Ingegneria dei percorsi e calcolo dei tempi di percorrenza
L'unico strumento meccanico utilizzato da Franco Michieli durante le fasi di verifica critica è una bussola da rilevamento in ottone. Questo dispositivo analogico, esente da batterie, circuiti integrati o dipendenze da reti esterne, consente di misurare con precisione millesimale gli azimut topografici e di effettuare triangolazioni istantanee. L'atto di consultare la bussola lungo un sentiero roccioso della Val Grande non è un semplice gesto di repertorio, ma un'operazione di diagnostica di precisione: la lettura dell'ago magnetico viene incrociata con la declinazione magnetica locale e con l'inclinazione delle pareti circostanti per confermare la direzione della direttrice di marcia.
L'impiego dell'ottone garantisce una stabilità strutturale all'involucro dell'asse di rilevamento, schermando lo strumento da oscillazioni dovute alle variazioni termiche repentine tipiche dell'ambiente alpino. La combinazione tra la bussola meccanica e l'osservazione dei micro-rilievi consente di determinare la posizione relativa con una tolleranza ristrettissima, dimostrando l'efficacia dei metodi analogici nei contesti di degradazione del segnale tecnologico.
Analisi quantitativa dei fattori di rischio nella progressione pedonale
Sotto il profilo dell'ingegneria dei trasporti terrestri applicata ai percorsi pedonali, la progressione in territorio wilderness richiede la definizione di modelli stocastici di avanzamento. Senza l'ausilio di calcolatori di rotta o applicazioni da smartphone, la determinazione dei tempi di percorrenza e del dispendio energetico dell'incolonnamento dipende da equazioni empiriche rettificate in campo.

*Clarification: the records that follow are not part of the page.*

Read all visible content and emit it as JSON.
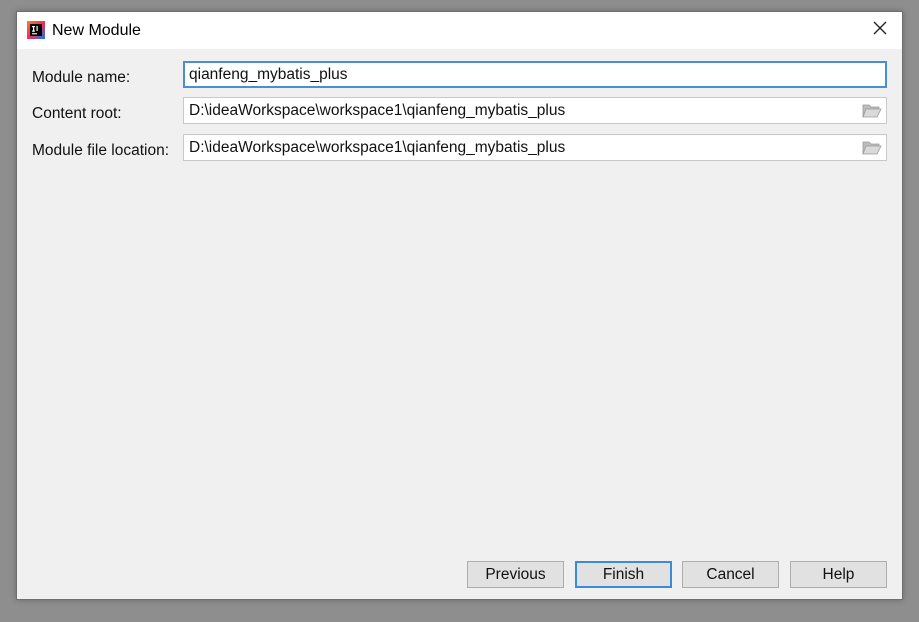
{
  "window": {
    "title": "New Module",
    "app_icon": "intellij-idea-icon",
    "close_icon": "close-icon"
  },
  "form": {
    "module_name": {
      "label": "Module name:",
      "value": "qianfeng_mybatis_plus"
    },
    "content_root": {
      "label": "Content root:",
      "value": "D:\\ideaWorkspace\\workspace1\\qianfeng_mybatis_plus",
      "browse_icon": "folder-open-icon"
    },
    "module_file_location": {
      "label": "Module file location:",
      "value": "D:\\ideaWorkspace\\workspace1\\qianfeng_mybatis_plus",
      "browse_icon": "folder-open-icon"
    }
  },
  "buttons": {
    "previous": "Previous",
    "finish": "Finish",
    "cancel": "Cancel",
    "help": "Help"
  },
  "colors": {
    "focus_border": "#4a8fd6",
    "dialog_bg": "#f0f0f0",
    "button_bg": "#e1e1e1"
  }
}
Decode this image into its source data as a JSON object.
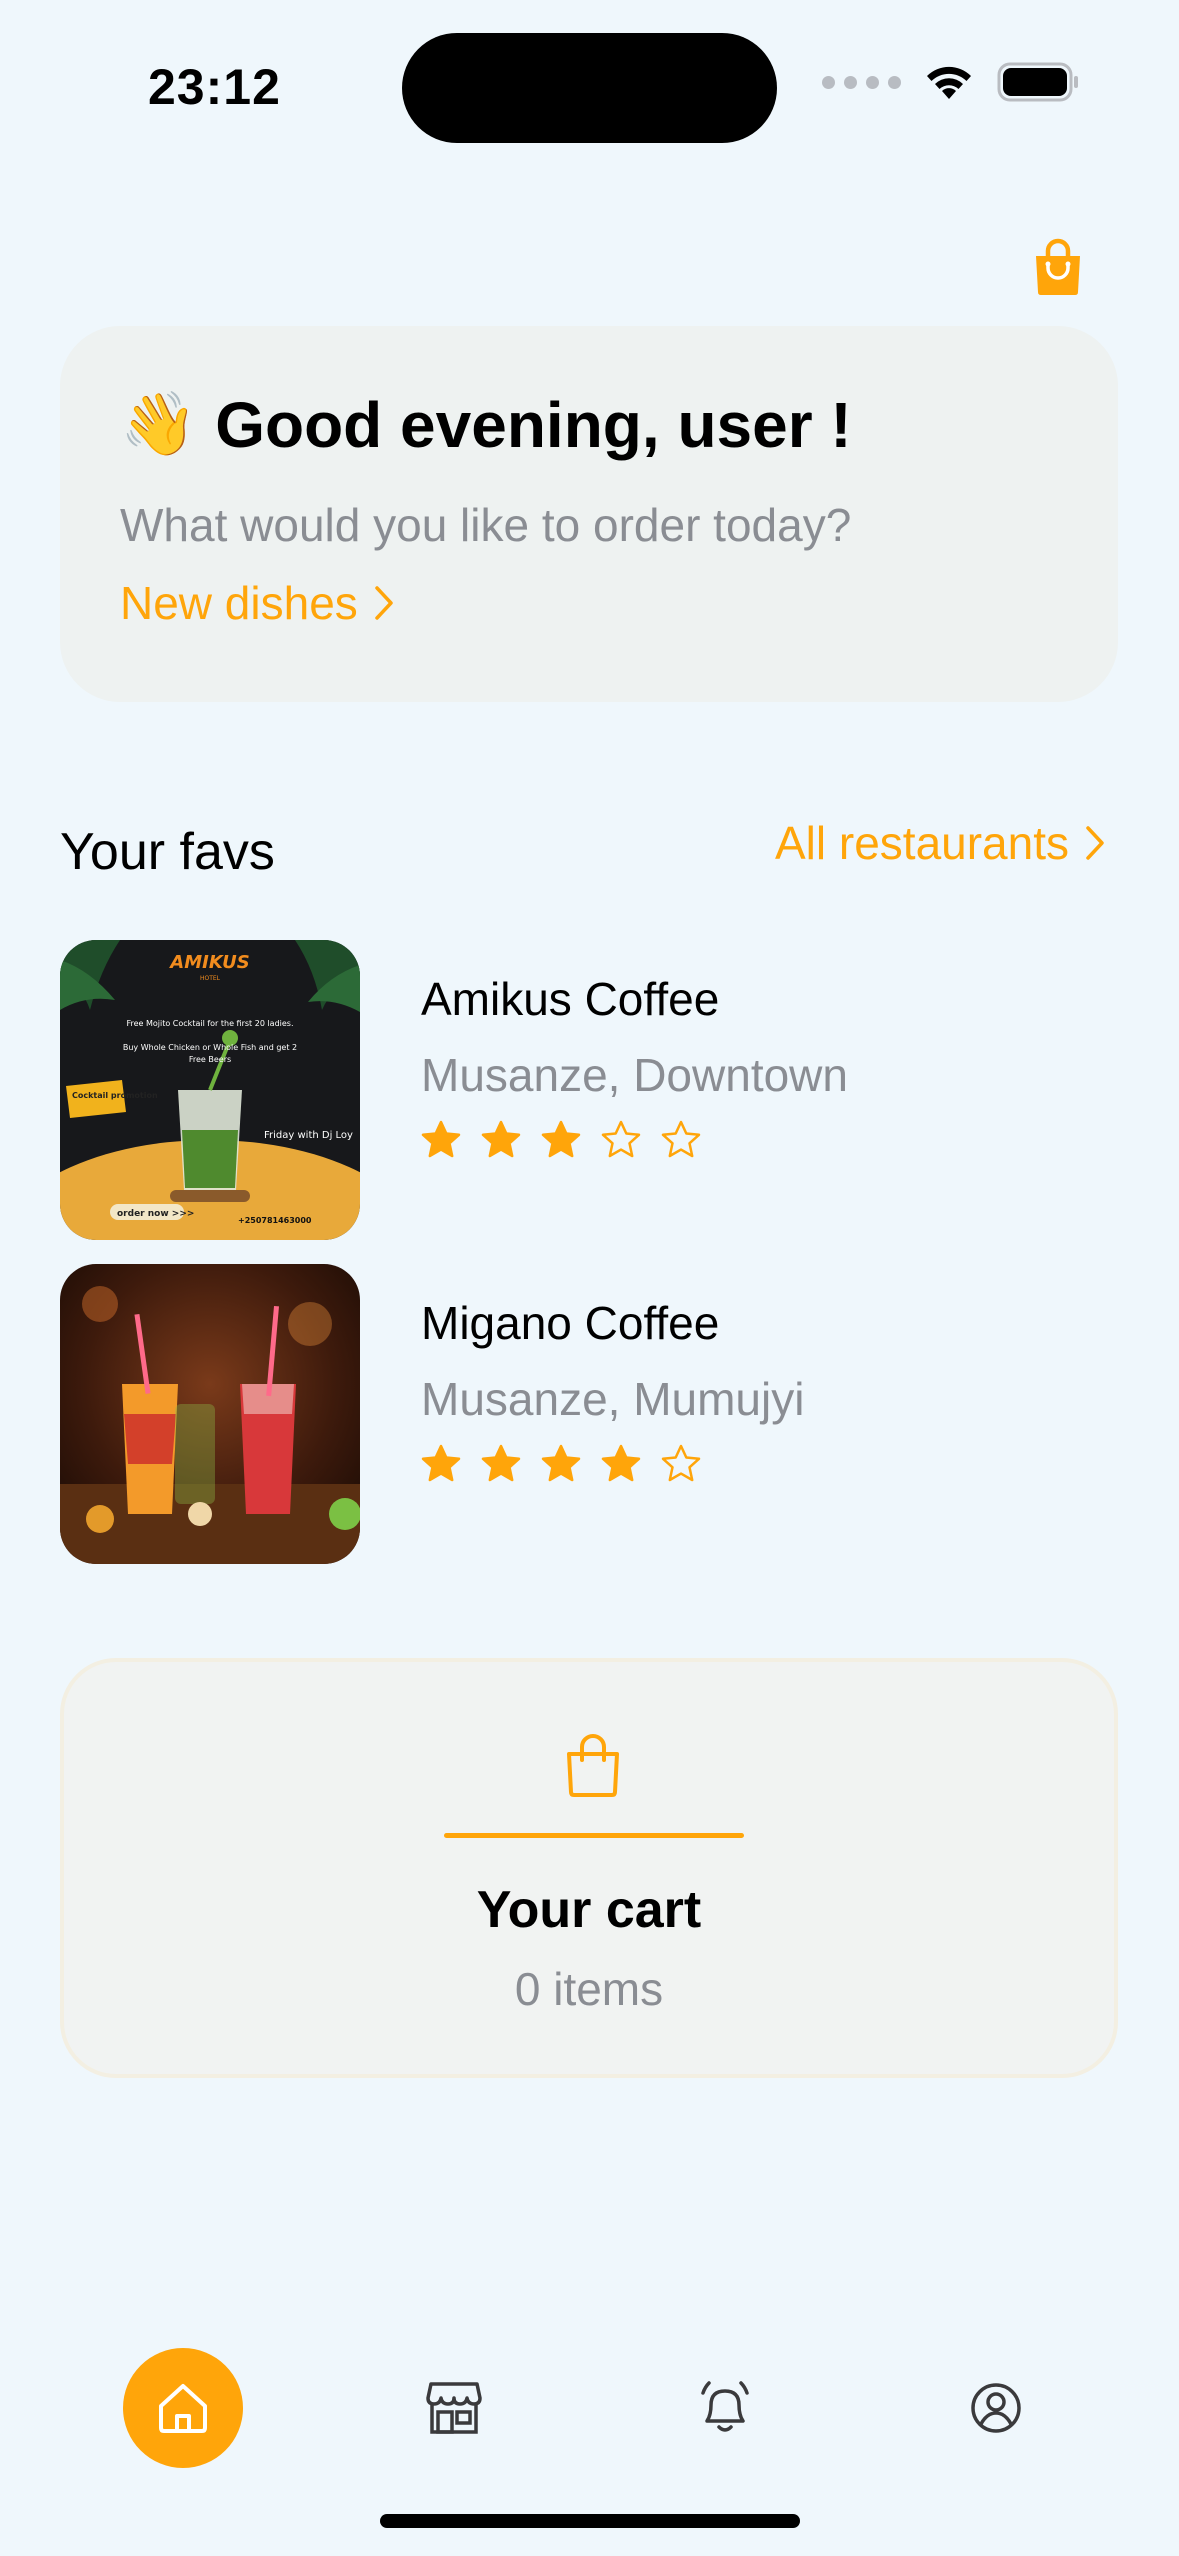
{
  "status_bar": {
    "time": "23:12"
  },
  "greeting": {
    "emoji": "👋",
    "title": "Good evening, user !",
    "subtitle": "What would you like to order today?",
    "link_label": "New dishes"
  },
  "favs": {
    "title": "Your favs",
    "all_link": "All restaurants",
    "items": [
      {
        "name": "Amikus Coffee",
        "location": "Musanze, Downtown",
        "rating": 3,
        "max_rating": 5,
        "poster": {
          "brand": "AMIKUS",
          "brand_sub": "HOTEL",
          "line1": "Free Mojito Cocktail for the first 20 ladies.",
          "line2": "Buy Whole Chicken or Whole Fish and get 2",
          "line3": "Free Beers",
          "badge": "Cocktail promotion",
          "dj": "Friday with Dj Loy",
          "cta": "order now >>>",
          "phone": "+250781463000"
        }
      },
      {
        "name": "Migano Coffee",
        "location": "Musanze, Mumujyi",
        "rating": 4,
        "max_rating": 5
      }
    ]
  },
  "cart": {
    "title": "Your cart",
    "count_label": "0 items"
  },
  "colors": {
    "accent": "#ffa50a",
    "background": "#eff7fc",
    "muted": "#8a8d93"
  },
  "nav": {
    "items": [
      "home-icon",
      "store-icon",
      "bell-icon",
      "profile-icon"
    ],
    "active": "home-icon"
  }
}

La classica regola di Naismith, che prevede un'ora di cammino ogni quattro chilometri di distanza orizzontale più un'ora ogni seicento metri di dislivello positivo, deve essere modificata incorporando variabili quali la rugosità del fondo, la densità della vegetazione e l'impatto del carico individuale.
In Val Grande, la presenza di tratti rocciosi umidi e privi di appigli stabili riduce la velocità commerciale di avanzamento a valori inferiori a un chilometro orario. La gestione della sicurezza si fonda sulla ridondanza decisionale: ogni decisione di attraversamento di un valico o di discesa in una forra viene subordinata all'individuazione preventiva di vie di fuga laterali e punti di riparo naturale, calcolando con esattezza le ore di luce residue sulla base dell'inclinazione solare.
Valore industriale e logistico delle competenze di navigazione autonoma
L'analisi di questo approccio esplorativo offre importanti spunti di riflessione per l'economia industriale e per la gestione delle infrastrutture critiche. In un'epoca caratterizzata da un'iper-dipendenza dalle reti di posizionamento globale (GNSS) e dai sistemi di telecomunicazione satellitare, la perdita temporanea di tali asset dovuta a guasti tecnici, eventi meteorologici spaziali o interferenze geomagnetiche rappresenta un rischio sistemico rilevante.
La formazione di personale specializzato nelle tecniche di navigazione terrestre analogica e nella cartografia mentale trova applicazione diretta nei settori della protezione civile, della difesa, della gestione dei soccorsi in aree colpite da catastrofi naturali e nel monitoraggio ambientale di territori remoti. L'esperienza condotta da Franco Michieli nel settembre 2026 dimostra che la sovranità cognitiva del navigatore, intesa come capacità intrinseca di elaborare informazioni spaziali senza intermediazione digitale, costituisce un fattore strategico in grado di garantire continuità operativa, efficienza logistica e sicurezza assoluta in qualsiasi scenario geografico complesso.